The next morning I realized what the man was trying to do. He was simply trying to get up and walk to the bathroom! Because of his sickness and extreme weakness he was not able to do this, and being so ill he simply went to the toilet in the bed.

The next morning the stench in our ward was awful. Most of the other patients yelled insults at the man because of the smell. 

The nurses were extremely agitated and angry because they had to clean up the mess, and moved him roughly from side to side to take care of the problem. One of the nurses in her anger even slapped him. The man, terribly embarrassed, just curled up into a ball and wept.

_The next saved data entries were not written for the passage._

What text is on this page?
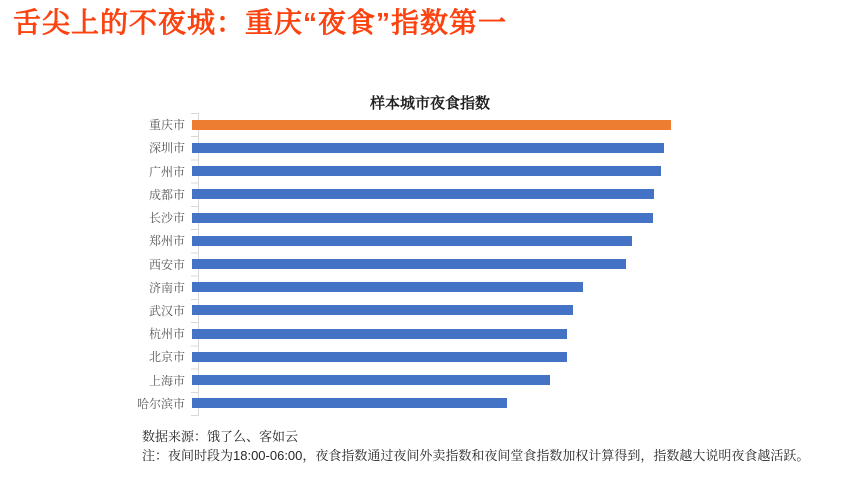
舌尖上的不夜城：重庆“夜食”指数第一
样本城市夜食指数
重庆市
深圳市
广州市
成都市
长沙市
郑州市
西安市
济南市
武汉市
杭州市
北京市
上海市
哈尔滨市
数据来源：饿了么、客如云
注：夜间时段为18:00-06:00，夜食指数通过夜间外卖指数和夜间堂食指数加权计算得到，指数越大说明夜食越活跃。
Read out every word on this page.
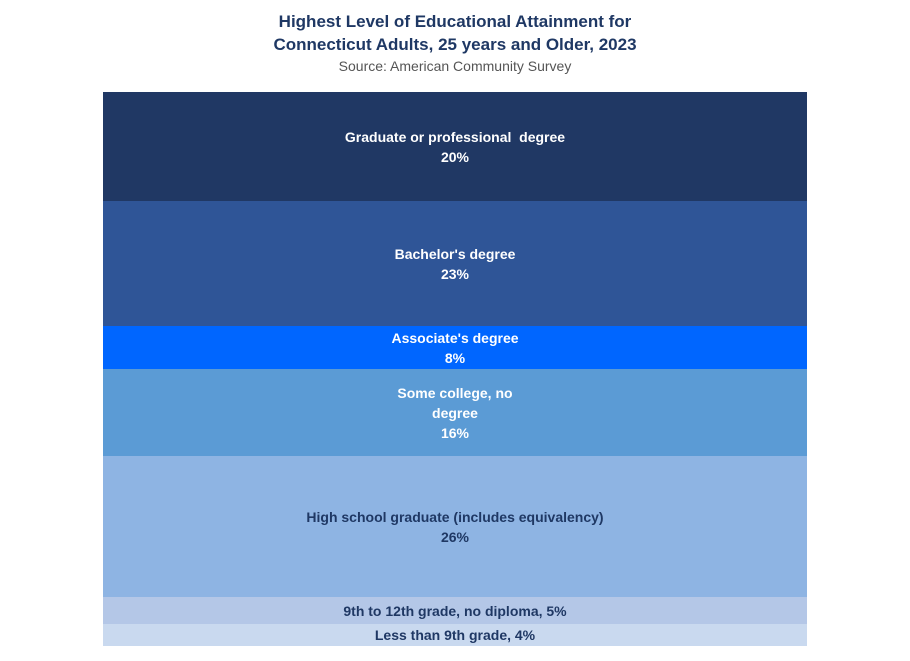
Highest Level of Educational Attainment for Connecticut Adults, 25 years and Older, 2023
Source: American Community Survey
Graduate or professional  degree
20%
Bachelor's degree
23%
Associate's degree
8%
Some college, no
degree
16%
High school graduate (includes equivalency)
26%
9th to 12th grade, no diploma, 5%
Less than 9th grade, 4%
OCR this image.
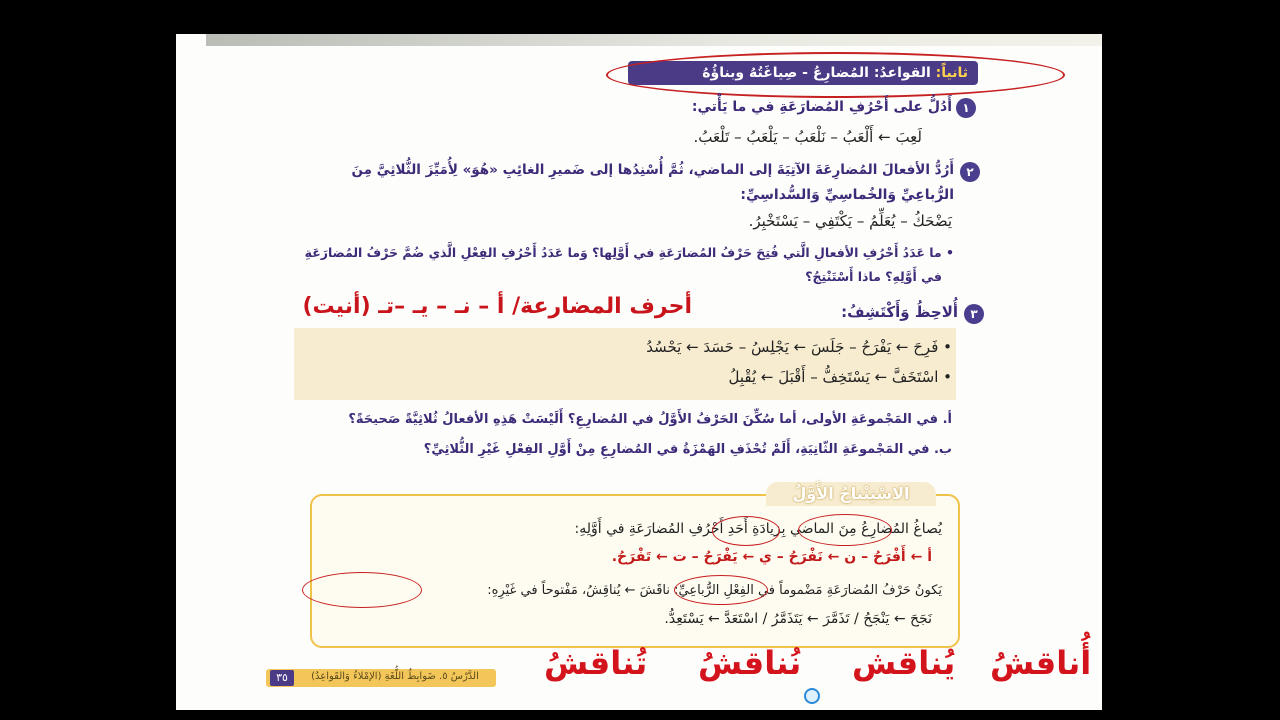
ثانياً: القواعدُ: المُضارِعُ - صِياغَتُهُ وبناؤُهُ
١
أَدُلُّ على أَحْرُفِ المُضارَعَةِ في ما يَأْتي:
لَعِبَ ← أَلْعَبُ – نَلْعَبُ – يَلْعَبُ – تَلْعَبُ.
٢
أَرُدُّ الأفعالَ المُضارِعَةَ الآتِيَةَ إلى الماضي، ثُمَّ أُسْنِدُها إلى ضَميرِ الغائِبِ «هُوَ» لِأُمَيِّزَ الثُّلاثِيَّ مِنَ
الرُّباعِيِّ وَالخُماسِيِّ وَالسُّداسِيِّ:
يَضْحَكُ – يُعَلِّمُ – يَكْتَفِي – يَسْتَخْبِرُ.
• ما عَدَدُ أَحْرُفِ الأفعالِ الَّتي فُتِحَ حَرْفُ المُضارَعَةِ في أَوَّلِها؟ وَما عَدَدُ أَحْرُفِ الفِعْلِ الَّذي ضُمَّ حَرْفُ المُضارَعَةِ
في أَوَّلِهِ؟ ماذا أَسْتَنْتِجُ؟
٣
أُلاحِظُ وَأَكْتَشِفُ:
أحرف المضارعة/ أ – نـ – يـ –تـ (أنيت)
• فَرِحَ ← يَفْرَحُ – جَلَسَ ← يَجْلِسُ – حَسَدَ ← يَحْسُدُ
• اسْتَخَفَّ ← يَسْتَخِفُّ – أَقْبَلَ ← يُقْبِلُ
أ. في المَجْموعَةِ الأولى، أما سُكِّنَ الحَرْفُ الأَوَّلُ في المُضارِعِ؟ أَلَيْسَتْ هَذِهِ الأفعالُ ثُلاثِيَّةً صَحيحَةً؟
ب. في المَجْموعَةِ الثّانِيَةِ، أَلَمْ تُحْذَفِ الهَمْزَةُ في المُضارِعِ مِنْ أَوَّلِ الفِعْلِ غَيْرِ الثُّلاثِيِّ؟
الاسْتِنْتاجُ الأَوَّلُ
يُصاغُ المُضارِعُ مِنَ الماضي بِزيادَةِ أَحَدِ أَحْرُفِ المُضارَعَةِ في أَوَّلِهِ:
أ ← أَفْرَحُ – ن ← نَفْرَحُ – ي ← يَفْرَحُ – ت ← تَفْرَحُ.
يَكونُ حَرْفُ المُضارَعَةِ مَضْموماً في الفِعْلِ الرُّباعِيِّ: ناقَشَ ← يُناقِشُ، مَفْتوحاً في غَيْرِهِ:
نَجَحَ ← يَنْجَحُ / تَذَمَّرَ ← يَتَذَمَّرُ / اسْتَعَدَّ ← يَسْتَعِدُّ.
٣٥	الدَّرْسُ ٥. ضَوابِطُ اللُّغَةِ (الإمْلاءُ وَالقَواعِدُ)	أُناقشُ
يُناقش
نُناقشُ
تُناقشُ
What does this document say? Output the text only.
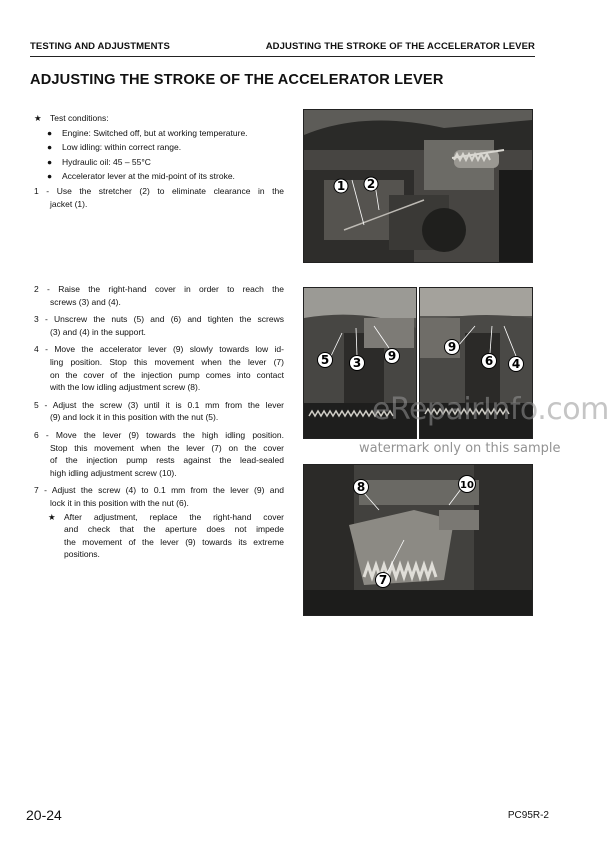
TESTING AND ADJUSTMENTS	ADJUSTING THE STROKE OF THE ACCELERATOR LEVER
ADJUSTING THE STROKE OF THE ACCELERATOR LEVER

★ Test conditions:

● Engine: Switched off, but at working temperature.

● Low idling: within correct range.

● Hydraulic oil: 45 – 55°C

● Accelerator lever at the mid-point of its stroke.

1 - Use the stretcher (2) to eliminate clearance in the
jacket (1).

2 - Raise the right-hand cover in order to reach the
screws (3) and (4).

3 - Unscrew the nuts (5) and (6) and tighten the screws
(3) and (4) in the support.

4 - Move the accelerator lever (9) slowly towards low id-
ling position. Stop this movement when the lever (7)
on the cover of the injection pump comes into contact
with the low idling adjustment screw (8).

5 - Adjust the screw (3) until it is 0.1 mm from the lever
(9) and lock it in this position with the nut (5).

6 - Move the lever (9) towards the high idling position.
Stop this movement when the lever (7) on the cover
of the injection pump rests against the lead-sealed
high idling adjustment screw (10).

7 - Adjust the screw (4) to 0.1 mm from the lever (9) and
lock it in this position with the nut (6).

★ After adjustment, replace the right-hand cover
and check that the aperture does not impede
the movement of the lever (9) towards its extreme
positions.

1 2
5 3 9
9
6 4
8	10
7
eRepairInfo.com
watermark only on this sample
20-24	PC95R-2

The next night, also around 2:00 a.m., I again awoke coughing. I noticed the man across the aisle sit up to again try to make his way to the washroom. However, still being so weak, he fell back whimpering as the night before. I'm just like most of you. I don't like bad smells. I didn't want to become involved. I was sick myself but before I realized what had happened, not knowing why I did it, I got out of my bed and went over to the old man. He was still crying and did not hear me approach. As I reached down and touched his shoulder, his eyes opened with a fearful questioning look. I simply smiled, put my arm under his head and neck, and my other arm under his legs, and picked him up.

Even though I was sick and weak, I was certainly stronger than he was. He was extremely light because of his old age and advanced TB. I walked down the hall to the washroom, which was really just a smelly, filthy small room with a hole in the floor. I stood behind him with my arms under his arms, holding him so he could take care of himself. After he finished, I picked him up and carried him back to his bed. As I began to lay him down, with my head next to his, he kissed me on the cheek, smiled, and said something which I suppose was "thank you."

It was amazing what happened the next morning. One of the other patients whom I didn't know woke me around 4:00 with a steaming cup of delicious Indian tea. He then made motions with his hands (he knew no English) indicating he wanted a tract. As the sun came up, some of the other patients began to approach, motioning that they would also like one of the booklets I had tried to distribute before. Throughout the day people came to me, asking for the Gospel booklets. This included the nurses, the hospital interns, the doctors, until everybody in the hospital had a tract, booklet, or Gospel of John. Over the next few days, several indicated they trusted Christ as Savior as a result of reading the Good News!

What did it take to reach these people with the Good News of salvation in Christ? It certainly wasn't health. It definitely wasn't the ability to speak or to give an intellectually moving discourse. (Health, and the ability to communicate sensitively to other cultures and peoples are all very important), but what did God use to open their hearts to the Gospel? I simply took an old man to the bathroom. Anyone could have done that! -
As He calls to you today, can you say with integrity before God that your desire is to be that? To get to the place in your life where you do good to others, not because they're worthy, but simply because as Christ lives in and through you, you too are good? If we are not reaching our community, there is a reason. Could it be this one? Let us turn our hearts to God so He might tell us.
Today you might find yourself in the position of the centurion. You have some problem that's beyond your ability to handle. You've done everything you know to do, and now you're only left with that hopeless, helpless feeling that comes from not knowing where to turn. 
The answer is Jesus! Just like this man did, you need to call to Jesus for help. Just come to Him today in a humble recognition of your need. Admit to Him that you can't handle your problem anymore. Admit to Him that He alone is able, and while you're not worthy of His goodness, you appeal to Him on the basis of His goodness. 
Will you put your faith in Him today? Will you recognize the absolute authority of Jesus Christ and His ability to handle your problem? Will you call to Him for help? Will your faith cause Him to marvel? To drop His jaw with wonder?